What I read was Keirsey's description of the Architect. When I took the test all it told me was that I was in the NT Temperament and it didn't actually reveal what my type was. A few years later the site finally revealed it and, to my surprise, I was categorized as the type I admired the most. I found it strange however because I thought I was more like the other 3 NT types at the time. But as I delved deeper into understanding what an INTP was, it really became clear that, at least to me, this is me. Each description I read felt like I was reading a biography of my life.

That is not to say I don't feel any resemblances of the other types:

ENTP
ISTP
INTJ
ENTJ

These 4 (in that order) are the types I can relate to the most (aside from INTP), but that instinctual gut feeling you get when you know this is the one, is the same way I feel about the description about the INTP.

Though even among my type I might be considered unusual. I'm an Enneagram 7 and ILE in socionics. These types are more typical of the ENTP but regardless of typicality I accept this as simply just what describes me. I tested as a 7 and I find myself relating to it just as much as 5, but I guess my sense of curiosity is stronger than simply analyzing what's already there, which is why I tested strongly for 7. ILE, there seems to be a good number of INTP ILEs. Einstein for example. So I don't worry too much.

In all honesty, I'm sure there's not a single INTP out there who doesn't feel the slight ego boost of being labelled the "special" type, the widely claimed, "smartest" of all the types. Prestigious titles generally give you a sense of self-worth and the fact that INTPs are so rare gives it a feel of being even more special. 
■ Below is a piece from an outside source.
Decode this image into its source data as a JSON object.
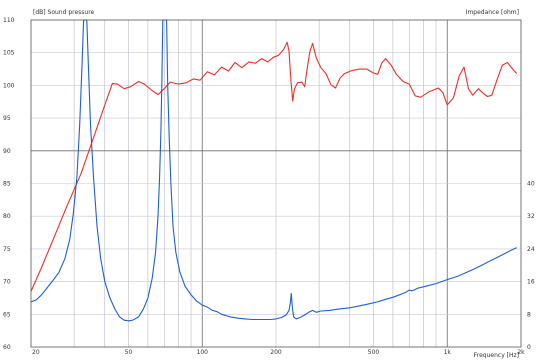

But for all it's worth, being an INTP has more than it's share of personal challenges that make it obvious why so few people are labelled as such. The world of the INTP, from my experience, is a lonely one filled with frustration and disappointment but at the same time, filled with endless wonder and pondering of what could be. I see this world filled with so much potential and so much to learn from, but I often I feel like I'm the only one who thinks so. When I talk with friends or family about anything remotely close to what truly interests me, no one either seems to care or they can't find a way to relate. There are some occasions of course when I find a subject of mutual interest, but those are so the rare exceptions and in very small numbers. The price I pay with prizing independence and unconventional approaches on life is this deep and forever lingering loneliness. It used to bother me that I could hardly relate to anyone, but I've gotten used to it and adapted for the most part.

What does bother me, however, is the notion of other INTPs (online) being just as apathetic or distant as the people in my life. Perhaps I've always longed for a place to belong, and when I learned that there were people on the internet with the same personality type as I do it gave me a sense of belonging. With this came expectations however, and the more I hung around other INTPs the more I realized that even though we share viewpoints on life, these people were just as different from me than anyone else. It gradually hit me that they didn't have the same interests as I did, nor did any of them really care about my interests. It was disappointing but I knew I should have expected this. 

Perhaps its just typical INTP apathy and lack of attention towards things that don't interest them, or perhaps, I simply, but incorrectly idealized a sense of unity with a group of people who were nothing but mere individuals that log on to this forum. Regardless, I realized my mistake and I guess I'll just have to look elsewhere...

I often wonder if I'll ever find a place or a group that I could truly feel I belong. But I know that this is the life I live because of who I am, and honestly I wouldn't have it any other way.


----------



## MelodyGirl (Dec 18, 2010)

DG, can you tell me what socionics is, and how it relates to your ILE? "Socionics" is something I'm completely unfamiliar with. I'm vaguely aware of Enneagram, and I don't fit any specific Enneagram type, so I don't like it that much.


----------



## realbigcheeks (May 24, 2017)

well put. this I relate to.


----------